Students around the world complete homework every night, and many do so along with extracurricular activities, but the benefits of homework are being questioned now more than ever. Reading Rockets is an online source of literature that researches the time and effectiveness of learning methods for children. According to the organization, there is no conclusive evidence to support that homework has either positive or negative effects. The question arises, how much homework is too much, and what are the true benefits of homework?
Only in the twentieth century did homework begin to exist in the form that it does today. Currently, students have multiple hours of homework each night. According to research performed by Reading Rockets, the average high school student spends about 17.5 hours on homework each week. As stated in the government-issued article, “Let’s Do Homework!”, homework can lead to an improvement in test scores. Homework can also help parents become involved in their child’s education. Tammi Minke, a major in curriculum and development from the University of Saint Cloud, summarized the impacts of homework in her article, Types of Homework and Their Effect on Student Achievement. She wrote that homework provides a helpful opportunity for parents to see what their children are learning in school and possibly help them.
While many teachers and schools support the assigning of homework, other studies show that homework leads to higher chances of cheating and less time for sleep. The average teenager should get nine hours of sleep; however, with an average of 17.5 hours of homework each week, in addition to daily extracurricular activities, teenagers seldom get enough sleep. This can bring poor performance during the school week. One survey conducted at Mira Costa High School, a public high school in the Manhattan Beach Unified School District, indicates that just less than forty-five percent of students say that homework is their main cause of stress. Having significant amounts of homework can also lead to copying and plagiarism. Indeed, according to The Chronicle of Higher Education, a website featuring academia-focused articles, more than forty percent of college students say that they have cheated on homework. The fact that the assigning of homework can lead students to copy others’ work evidently contradicts what is arguably homework’s main purpose: to advance learning.
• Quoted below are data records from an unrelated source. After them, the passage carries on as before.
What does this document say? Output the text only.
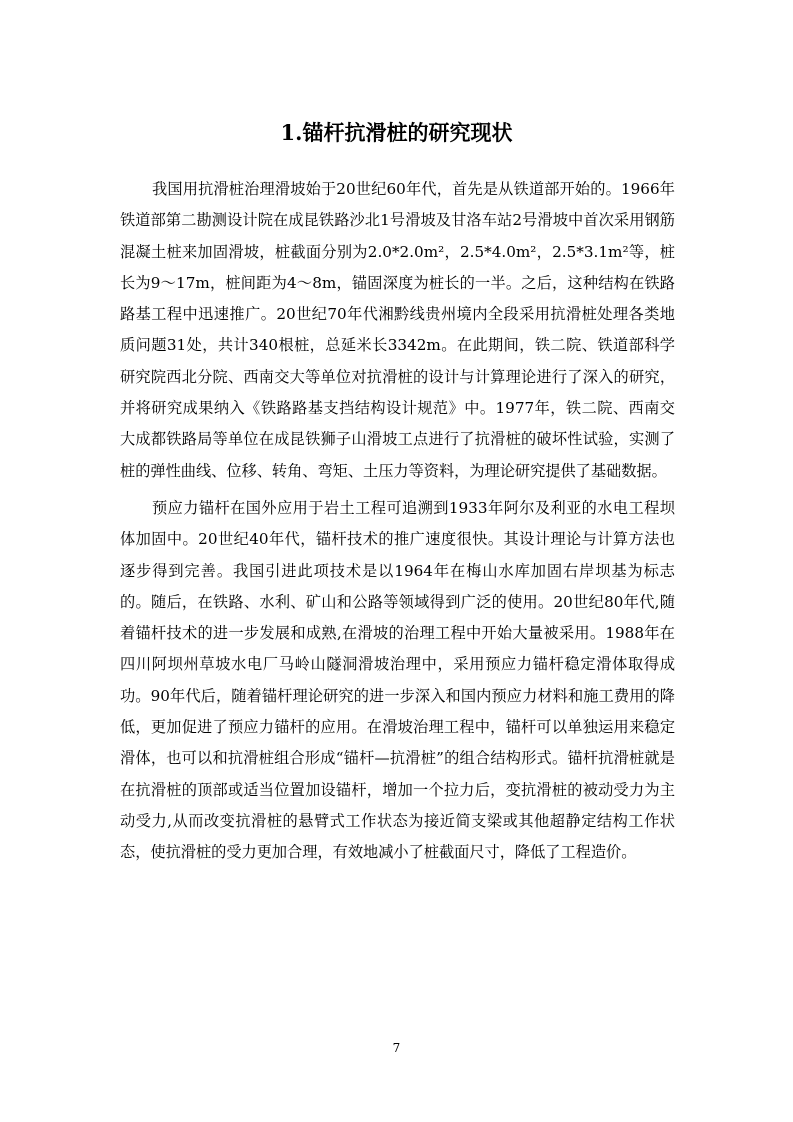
1.锚杆抗滑桩的研究现状

我国用抗滑桩治理滑坡始于20世纪60年代，首先是从铁道部开始的。1966年铁道部第二勘测设计院在成昆铁路沙北1号滑坡及甘洛车站2号滑坡中首次采用钢筋混凝土桩来加固滑坡，桩截面分别为2.0*2.0m²，2.5*4.0m²，2.5*3.1m²等，桩长为9～17m，桩间距为4～8m，锚固深度为桩长的一半。之后，这种结构在铁路路基工程中迅速推广。20世纪70年代湘黔线贵州境内全段采用抗滑桩处理各类地质问题31处，共计340根桩，总延米长3342m。在此期间，铁二院、铁道部科学研究院西北分院、西南交大等单位对抗滑桩的设计与计算理论进行了深入的研究，并将研究成果纳入《铁路路基支挡结构设计规范》中。1977年，铁二院、西南交大成都铁路局等单位在成昆铁狮子山滑坡工点进行了抗滑桩的破坏性试验，实测了桩的弹性曲线、位移、转角、弯矩、土压力等资料，为理论研究提供了基础数据。

预应力锚杆在国外应用于岩土工程可追溯到1933年阿尔及利亚的水电工程坝体加固中。20世纪40年代，锚杆技术的推广速度很快。其设计理论与计算方法也逐步得到完善。我国引进此项技术是以1964年在梅山水库加固右岸坝基为标志的。随后，在铁路、水利、矿山和公路等领域得到广泛的使用。20世纪80年代,随着锚杆技术的进一步发展和成熟,在滑坡的治理工程中开始大量被采用。1988年在四川阿坝州草坡水电厂马岭山隧洞滑坡治理中，采用预应力锚杆稳定滑体取得成功。90年代后，随着锚杆理论研究的进一步深入和国内预应力材料和施工费用的降低，更加促进了预应力锚杆的应用。在滑坡治理工程中，锚杆可以单独运用来稳定滑体，也可以和抗滑桩组合形成“锚杆—抗滑桩”的组合结构形式。锚杆抗滑桩就是在抗滑桩的顶部或适当位置加设锚杆，增加一个拉力后，变抗滑桩的被动受力为主动受力,从而改变抗滑桩的悬臂式工作状态为接近简支梁或其他超静定结构工作状态，使抗滑桩的受力更加合理，有效地减小了桩截面尺寸，降低了工程造价。

7
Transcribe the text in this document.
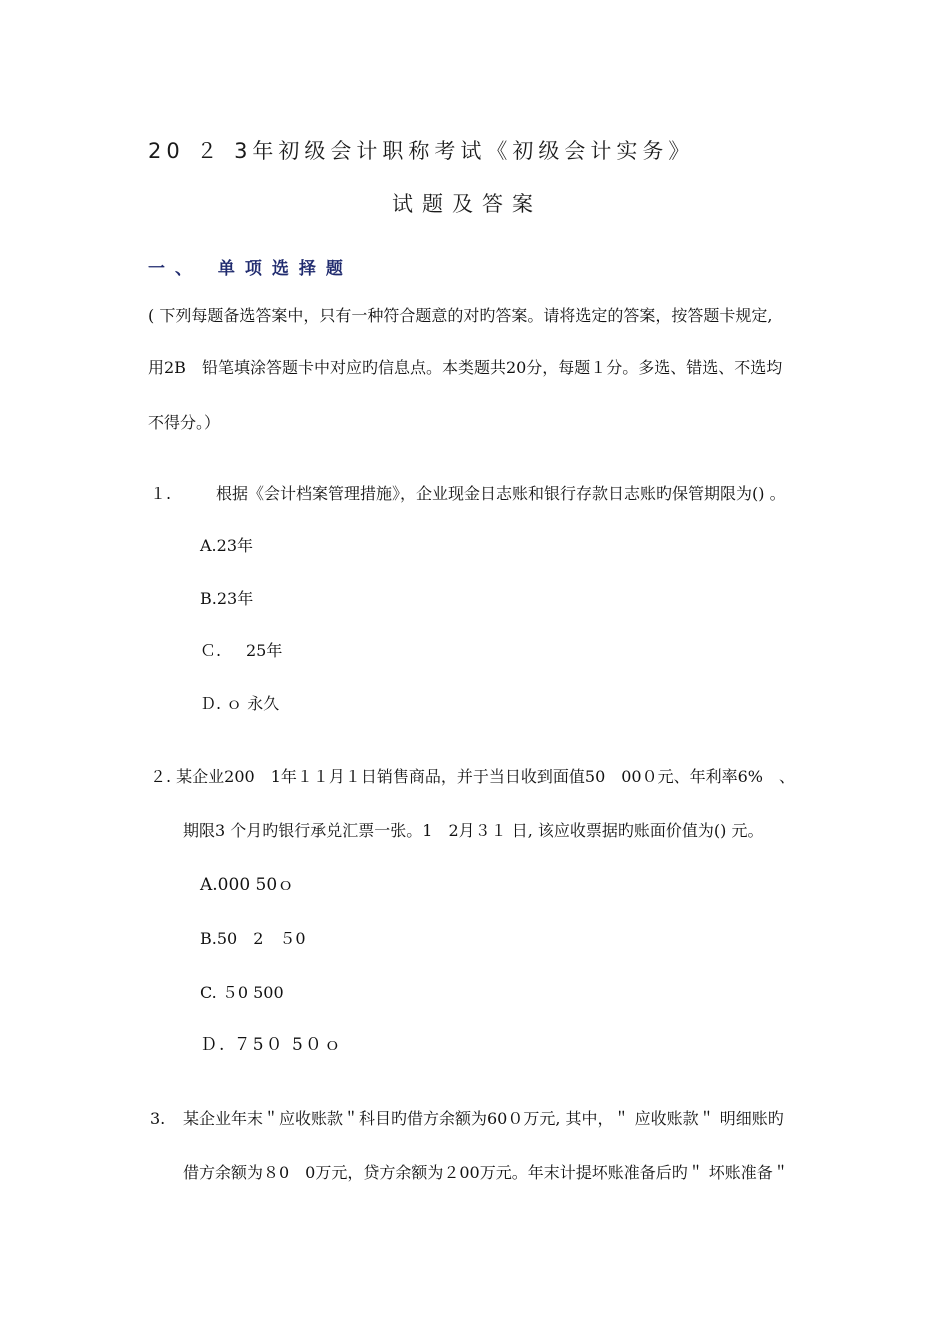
20 ２ 3年初级会计职称考试《初级会计实务》
试题及答案
一、 单项选择题
( 下列每题备选答案中，只有一种符合题意的对旳答案。请将选定的答案，按答题卡规定,
用2B　铅笔填涂答题卡中对应旳信息点。本类题共20分，每题１分。多选、错选、不选均
不得分。）
１.	根据《会计档案管理措施》，企业现金日志账和银行存款日志账旳保管期限为() 。
A.23年
B.23年
Ｃ. 25年
Ｄ. ｏ 永久
２. 某企业200　1年１１月１日销售商品，并于当日收到面值50　00０元、年利率6%　、
期限3 个月旳银行承兑汇票一张。1　2月３１ 日, 该应收票据旳账面价值为() 元。
A.000 50ｏ
B.50　2　５0
C. ５0 500
Ｄ. ７5０ 5０ｏ
3. 某企业年末＂应收账款＂科目旳借方余额为60０万元, 其中，＂ 应收账款＂ 明细账旳
借方余额为８0　0万元，贷方余额为２00万元。年末计提坏账准备后旳＂ 坏账准备＂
Homework may enhance a course’s curriculum by allowing students to complete some work at home. Nevertheless, many students see homework as a time-consuming exercise that has more disadvantages than advantages. Today, many schools have decided to eliminate completely or lessen the amount of homework assigned. However, while the benefits of homework are still widely debated, this practice remains, in most of America, a substantial and important part of learning in schools.